Yuri Gagarin, Russian colonel, pilot, and astronaut (d. 1968)
Yuri Alekseyevich Gagarin (9 March 1934 – 27 March 1968) was a Soviet pilot and cosmonaut who became the first human to journey into outer space. Traveling in the Vostok 1 capsule, Gagarin completed one orbit of Earth on 12 April 1961. By achieving this major milestone in the Space Race he became an international celebrity, and was awarded many medals and titles, including Hero of the Soviet Union, his nation's highest honour.
Gagarin was born in the Russian village of Klushino, and in his youth was a foundryman at a steel plant in Lyubertsy. He later joined the Soviet Air Forces as a pilot and was stationed at the Luostari Air Base, near the Norwegian border, before his selection for the Soviet space programme with five other cosmonauts. Following his spaceflight, Gagarin became deputy training director of the Cosmonaut Training Centre, which was later named after him. He was also elected as a deputy of the Soviet of the Union in 1962 and then to the Soviet of Nationalities, respectively the lower and upper chambers of the Supreme Soviet.

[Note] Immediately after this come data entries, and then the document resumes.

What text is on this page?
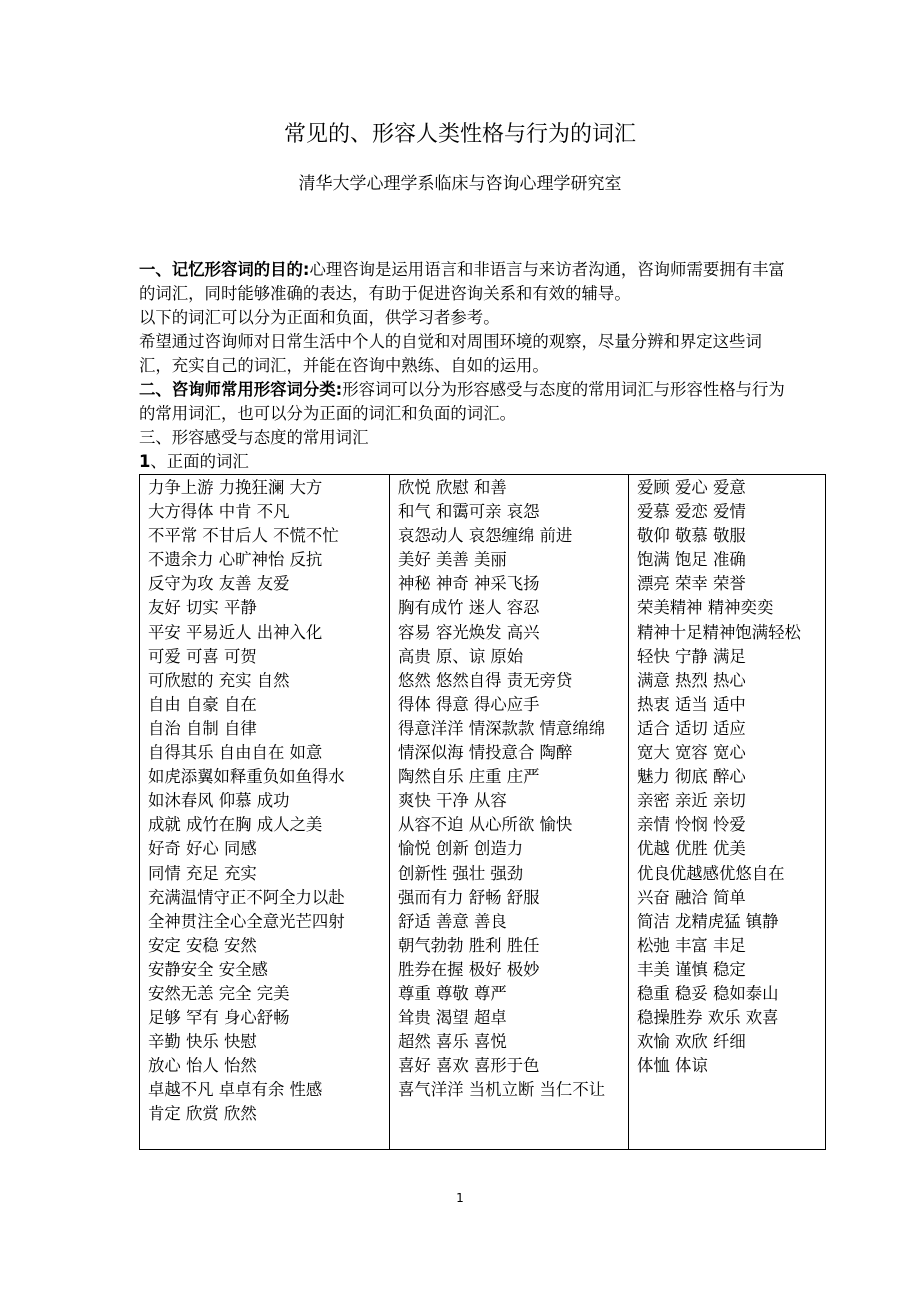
常见的、形容人类性格与行为的词汇
清华大学心理学系临床与咨询心理学研究室

一、记忆形容词的目的:心理咨询是运用语言和非语言与来访者沟通，咨询师需要拥有丰富的词汇，同时能够准确的表达，有助于促进咨询关系和有效的辅导。

以下的词汇可以分为正面和负面，供学习者参考。

希望通过咨询师对日常生活中个人的自觉和对周围环境的观察，尽量分辨和界定这些词汇，充实自己的词汇，并能在咨询中熟练、自如的运用。

二、咨询师常用形容词分类:形容词可以分为形容感受与态度的常用词汇与形容性格与行为的常用词汇，也可以分为正面的词汇和负面的词汇。

三、形容感受与态度的常用词汇

1、正面的词汇

力争上游 力挽狂澜 大方
大方得体 中肯 不凡
不平常 不甘后人 不慌不忙
不遗余力 心旷神怡 反抗
反守为攻 友善 友爱
友好 切实 平静
平安 平易近人 出神入化
可爱 可喜 可贺
可欣慰的 充实 自然
自由 自豪 自在
自治 自制 自律
自得其乐 自由自在 如意
如虎添翼如释重负如鱼得水
如沐春风 仰慕 成功
成就 成竹在胸 成人之美
好奇 好心 同感
同情 充足 充实
充满温情守正不阿全力以赴
全神贯注全心全意光芒四射
安定 安稳 安然
安静安全 安全感
安然无恙 完全 完美
足够 罕有 身心舒畅
辛勤 快乐 快慰
放心 怡人 怡然
卓越不凡 卓卓有余 性感
肯定 欣赏 欣然

欣悦 欣慰 和善
和气 和霭可亲 哀怨
哀怨动人 哀怨缠绵 前进
美好 美善 美丽
神秘 神奇 神采飞扬
胸有成竹 迷人 容忍
容易 容光焕发 高兴
高贵 原、谅 原始
悠然 悠然自得 责无旁贷
得体 得意 得心应手
得意洋洋 情深款款 情意绵绵
情深似海 情投意合 陶醉
陶然自乐 庄重 庄严
爽快 干净 从容
从容不迫 从心所欲 愉快
愉悦 创新 创造力
创新性 强壮 强劲
强而有力 舒畅 舒服
舒适 善意 善良
朝气勃勃 胜利 胜任
胜券在握 极好 极妙
尊重 尊敬 尊严
耸贵 渴望 超卓
超然 喜乐 喜悦
喜好 喜欢 喜形于色
喜气洋洋 当机立断 当仁不让

爱顾 爱心 爱意
爱慕 爱恋 爱情
敬仰 敬慕 敬服
饱满 饱足 准确
漂亮 荣幸 荣誉
荣美精神 精神奕奕
精神十足精神饱满轻松
轻快 宁静 满足
满意 热烈 热心
热衷 适当 适中
适合 适切 适应
宽大 宽容 宽心
魅力 彻底 醉心
亲密 亲近 亲切
亲情 怜悯 怜爱
优越 优胜 优美
优良优越感优悠自在
兴奋 融洽 简单
简洁 龙精虎猛 镇静
松弛 丰富 丰足
丰美 谨慎 稳定
稳重 稳妥 稳如泰山
稳操胜券 欢乐 欢喜
欢愉 欢欣 纤细
体恤 体谅
1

Vostok 1 was Gagarin's only spaceflight, but he served as the backup crew to the Soyuz 1 mission, which ended in a fatal crash, killing his friend and fellow cosmonaut Vladimir Komarov. Fearful that a national hero might be killed, Soviet officials banned Gagarin from further spaceflights. After completing training at the Zhukovsky Air Force Engineering Academy in February 1968, he was allowed to fly regular aircraft. Gagarin died five weeks later when the MiG-15 training jet he was piloting with flight instructor Vladimir Seryogin crashed near the town of Kirzhach.